I must say, I'm nervous. Why, what should I be nervous about? I'm fairly competent at a my chosen field. I'll be applying for an internship in my chosen field in little over a week. And for what it's worth, I'm probably more capable of getting an internship than anyone else who is applying for this particular position. I have, through hobby and independent study developed a strategic advantage. But, it scares me. It amazes me and astounds me what a great opportunity has fallen at my feet.
But I have trouble reaching for it. I get like this when something big approaches. To this point, I've been comfortable, relaxed, sitting in my little hole in a darkened room working diligently. Now, I need to take on a greater roll. I think this was one reason I had problems at engineering school.

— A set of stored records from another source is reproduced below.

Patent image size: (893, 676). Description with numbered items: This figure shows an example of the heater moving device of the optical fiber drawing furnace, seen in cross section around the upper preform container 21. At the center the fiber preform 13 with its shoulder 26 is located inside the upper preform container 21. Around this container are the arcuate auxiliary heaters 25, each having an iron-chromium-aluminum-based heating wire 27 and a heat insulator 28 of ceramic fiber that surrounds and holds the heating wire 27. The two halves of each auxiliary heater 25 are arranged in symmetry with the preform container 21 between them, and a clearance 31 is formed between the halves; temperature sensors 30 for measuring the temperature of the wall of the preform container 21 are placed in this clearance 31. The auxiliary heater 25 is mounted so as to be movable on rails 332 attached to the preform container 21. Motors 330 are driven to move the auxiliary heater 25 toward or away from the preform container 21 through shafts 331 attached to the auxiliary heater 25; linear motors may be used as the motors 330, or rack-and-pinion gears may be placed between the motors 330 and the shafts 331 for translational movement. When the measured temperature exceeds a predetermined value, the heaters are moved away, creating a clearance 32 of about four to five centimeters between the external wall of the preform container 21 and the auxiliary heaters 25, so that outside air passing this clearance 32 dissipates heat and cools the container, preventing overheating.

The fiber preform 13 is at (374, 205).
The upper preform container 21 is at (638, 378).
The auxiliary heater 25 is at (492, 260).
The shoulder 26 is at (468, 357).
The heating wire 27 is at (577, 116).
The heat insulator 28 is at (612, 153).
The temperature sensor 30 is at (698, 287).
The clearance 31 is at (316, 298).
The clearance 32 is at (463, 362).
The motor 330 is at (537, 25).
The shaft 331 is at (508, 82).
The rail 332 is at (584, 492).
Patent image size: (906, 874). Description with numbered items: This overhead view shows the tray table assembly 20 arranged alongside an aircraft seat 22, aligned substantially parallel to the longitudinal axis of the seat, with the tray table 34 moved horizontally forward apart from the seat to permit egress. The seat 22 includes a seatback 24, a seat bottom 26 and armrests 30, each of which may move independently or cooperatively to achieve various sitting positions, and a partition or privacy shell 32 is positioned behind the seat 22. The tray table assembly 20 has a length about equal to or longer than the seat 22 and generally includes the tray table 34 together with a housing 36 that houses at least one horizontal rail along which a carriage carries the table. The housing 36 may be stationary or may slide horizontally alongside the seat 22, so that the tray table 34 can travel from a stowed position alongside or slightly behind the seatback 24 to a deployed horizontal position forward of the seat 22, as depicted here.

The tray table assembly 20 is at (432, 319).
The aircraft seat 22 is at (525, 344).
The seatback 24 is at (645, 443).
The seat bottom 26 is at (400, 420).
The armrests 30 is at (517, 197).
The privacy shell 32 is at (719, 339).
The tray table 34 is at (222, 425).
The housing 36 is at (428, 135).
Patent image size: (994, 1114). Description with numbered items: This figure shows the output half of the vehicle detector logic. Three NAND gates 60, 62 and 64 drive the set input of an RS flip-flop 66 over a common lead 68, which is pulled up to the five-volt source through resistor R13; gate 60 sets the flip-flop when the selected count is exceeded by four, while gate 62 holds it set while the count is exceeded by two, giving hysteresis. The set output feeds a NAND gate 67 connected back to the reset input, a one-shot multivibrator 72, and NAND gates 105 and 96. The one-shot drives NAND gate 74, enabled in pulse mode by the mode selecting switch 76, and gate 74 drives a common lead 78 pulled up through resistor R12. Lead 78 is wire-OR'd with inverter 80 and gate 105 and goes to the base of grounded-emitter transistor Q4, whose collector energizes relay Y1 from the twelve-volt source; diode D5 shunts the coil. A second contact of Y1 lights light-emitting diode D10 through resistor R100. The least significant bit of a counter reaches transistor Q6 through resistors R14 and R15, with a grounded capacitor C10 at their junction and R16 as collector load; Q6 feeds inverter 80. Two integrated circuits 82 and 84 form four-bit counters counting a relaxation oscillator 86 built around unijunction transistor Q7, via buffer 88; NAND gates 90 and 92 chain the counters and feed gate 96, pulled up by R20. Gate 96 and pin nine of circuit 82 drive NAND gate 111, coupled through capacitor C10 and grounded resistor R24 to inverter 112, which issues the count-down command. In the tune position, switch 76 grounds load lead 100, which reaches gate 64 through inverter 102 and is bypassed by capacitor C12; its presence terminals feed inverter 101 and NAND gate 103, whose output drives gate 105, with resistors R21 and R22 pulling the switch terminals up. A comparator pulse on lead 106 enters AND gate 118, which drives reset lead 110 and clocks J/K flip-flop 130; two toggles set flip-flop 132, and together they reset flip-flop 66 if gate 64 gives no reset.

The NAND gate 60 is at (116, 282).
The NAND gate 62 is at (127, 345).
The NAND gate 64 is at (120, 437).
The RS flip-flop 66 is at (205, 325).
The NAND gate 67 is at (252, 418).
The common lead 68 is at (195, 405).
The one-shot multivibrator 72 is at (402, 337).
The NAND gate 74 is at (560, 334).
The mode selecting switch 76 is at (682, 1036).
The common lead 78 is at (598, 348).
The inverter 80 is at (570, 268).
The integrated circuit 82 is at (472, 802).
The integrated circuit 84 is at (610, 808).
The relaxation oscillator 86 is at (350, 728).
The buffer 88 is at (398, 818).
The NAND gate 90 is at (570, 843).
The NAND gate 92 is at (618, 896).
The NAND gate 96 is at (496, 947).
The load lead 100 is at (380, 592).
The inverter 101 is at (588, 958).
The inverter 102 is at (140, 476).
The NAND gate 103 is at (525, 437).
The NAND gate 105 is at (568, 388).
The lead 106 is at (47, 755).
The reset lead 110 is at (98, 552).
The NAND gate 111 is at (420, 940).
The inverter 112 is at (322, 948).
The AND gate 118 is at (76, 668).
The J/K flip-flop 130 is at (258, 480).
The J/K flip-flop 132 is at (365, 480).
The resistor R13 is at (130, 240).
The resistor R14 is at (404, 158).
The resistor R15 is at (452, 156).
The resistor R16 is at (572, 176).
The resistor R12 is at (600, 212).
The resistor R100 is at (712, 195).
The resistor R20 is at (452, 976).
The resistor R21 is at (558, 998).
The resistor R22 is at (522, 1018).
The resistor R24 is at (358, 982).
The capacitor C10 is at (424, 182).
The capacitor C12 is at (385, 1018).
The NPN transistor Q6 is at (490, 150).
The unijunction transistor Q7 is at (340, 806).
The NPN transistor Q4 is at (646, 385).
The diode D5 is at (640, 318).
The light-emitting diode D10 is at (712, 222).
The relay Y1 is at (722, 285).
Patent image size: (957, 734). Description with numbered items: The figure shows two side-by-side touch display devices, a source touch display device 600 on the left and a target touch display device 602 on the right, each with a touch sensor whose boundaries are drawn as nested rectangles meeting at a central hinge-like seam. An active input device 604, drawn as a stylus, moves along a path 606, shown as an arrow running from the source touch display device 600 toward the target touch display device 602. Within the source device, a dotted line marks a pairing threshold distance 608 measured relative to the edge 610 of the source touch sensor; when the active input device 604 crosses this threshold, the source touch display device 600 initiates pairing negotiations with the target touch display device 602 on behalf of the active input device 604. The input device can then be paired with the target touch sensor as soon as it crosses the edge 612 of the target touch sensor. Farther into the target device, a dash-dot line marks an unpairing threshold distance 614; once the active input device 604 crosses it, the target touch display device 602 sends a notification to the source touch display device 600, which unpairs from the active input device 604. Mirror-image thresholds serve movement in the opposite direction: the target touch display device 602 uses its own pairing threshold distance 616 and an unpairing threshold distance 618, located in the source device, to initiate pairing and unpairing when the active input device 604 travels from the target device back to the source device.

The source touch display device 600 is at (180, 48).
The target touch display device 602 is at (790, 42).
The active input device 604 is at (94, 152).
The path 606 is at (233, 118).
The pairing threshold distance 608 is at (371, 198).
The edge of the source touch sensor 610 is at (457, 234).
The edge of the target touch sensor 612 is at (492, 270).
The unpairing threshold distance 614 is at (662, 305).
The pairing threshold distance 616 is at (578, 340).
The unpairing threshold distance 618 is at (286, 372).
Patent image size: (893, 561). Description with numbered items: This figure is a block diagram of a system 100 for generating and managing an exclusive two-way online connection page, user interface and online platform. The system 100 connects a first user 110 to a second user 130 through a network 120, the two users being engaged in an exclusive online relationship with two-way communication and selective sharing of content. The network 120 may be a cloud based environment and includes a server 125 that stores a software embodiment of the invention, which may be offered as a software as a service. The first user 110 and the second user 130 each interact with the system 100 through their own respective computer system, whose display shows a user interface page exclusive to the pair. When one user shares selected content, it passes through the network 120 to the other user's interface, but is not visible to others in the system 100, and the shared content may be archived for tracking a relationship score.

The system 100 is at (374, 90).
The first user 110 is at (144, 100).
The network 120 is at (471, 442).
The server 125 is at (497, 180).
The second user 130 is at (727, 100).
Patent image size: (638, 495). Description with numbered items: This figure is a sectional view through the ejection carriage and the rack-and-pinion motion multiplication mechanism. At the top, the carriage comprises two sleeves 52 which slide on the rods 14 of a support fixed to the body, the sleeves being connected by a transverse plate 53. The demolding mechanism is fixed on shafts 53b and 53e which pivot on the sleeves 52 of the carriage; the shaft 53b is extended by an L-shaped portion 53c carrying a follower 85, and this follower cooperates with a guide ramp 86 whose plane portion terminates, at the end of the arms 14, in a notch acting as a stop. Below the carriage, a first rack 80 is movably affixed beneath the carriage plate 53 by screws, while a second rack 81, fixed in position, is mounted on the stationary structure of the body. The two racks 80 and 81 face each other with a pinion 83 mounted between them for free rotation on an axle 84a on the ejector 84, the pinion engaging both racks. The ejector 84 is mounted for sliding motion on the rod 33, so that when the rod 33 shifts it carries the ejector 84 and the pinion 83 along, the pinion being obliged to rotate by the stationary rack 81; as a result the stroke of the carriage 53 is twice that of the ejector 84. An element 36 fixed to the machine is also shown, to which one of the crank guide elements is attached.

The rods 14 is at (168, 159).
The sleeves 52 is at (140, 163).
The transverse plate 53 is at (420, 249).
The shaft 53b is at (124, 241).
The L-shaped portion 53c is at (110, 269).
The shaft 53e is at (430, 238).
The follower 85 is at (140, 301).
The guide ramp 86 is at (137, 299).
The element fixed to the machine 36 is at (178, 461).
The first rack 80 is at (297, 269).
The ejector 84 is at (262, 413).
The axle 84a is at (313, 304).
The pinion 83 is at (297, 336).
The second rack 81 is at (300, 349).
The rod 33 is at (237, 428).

My work before that point had never meant things like careers, millions of dollars, people's lives. But at the same time I could have been designing bolts in that same hole. There were other reasons for my inability to rise to the occasion, but much had to do with the fear of mattering, the dread of having mundane relevance. Instead, I liked video games. Fun times, fantastic stories, sweet distraction.
So, I decided to pursue my true passion, the real calling I feel, that had since my early teens offered more of my dreams than I could have thought possible. But as I began fully engaging the medium, I began to feel the need for video games to transcend the realm of entertainment and move into true art. I did and still do dream of creating this meaningful work, but at the same time I run into the fear of mattering, the fear of having people look to me, the fear of being the driving force.
But why should I. Why at this point should I feel so much dread in accomplishing my goal of creation. I can matter, and I must not fear trying to be my best. I can do great things, I just need to give MYSELF the chance.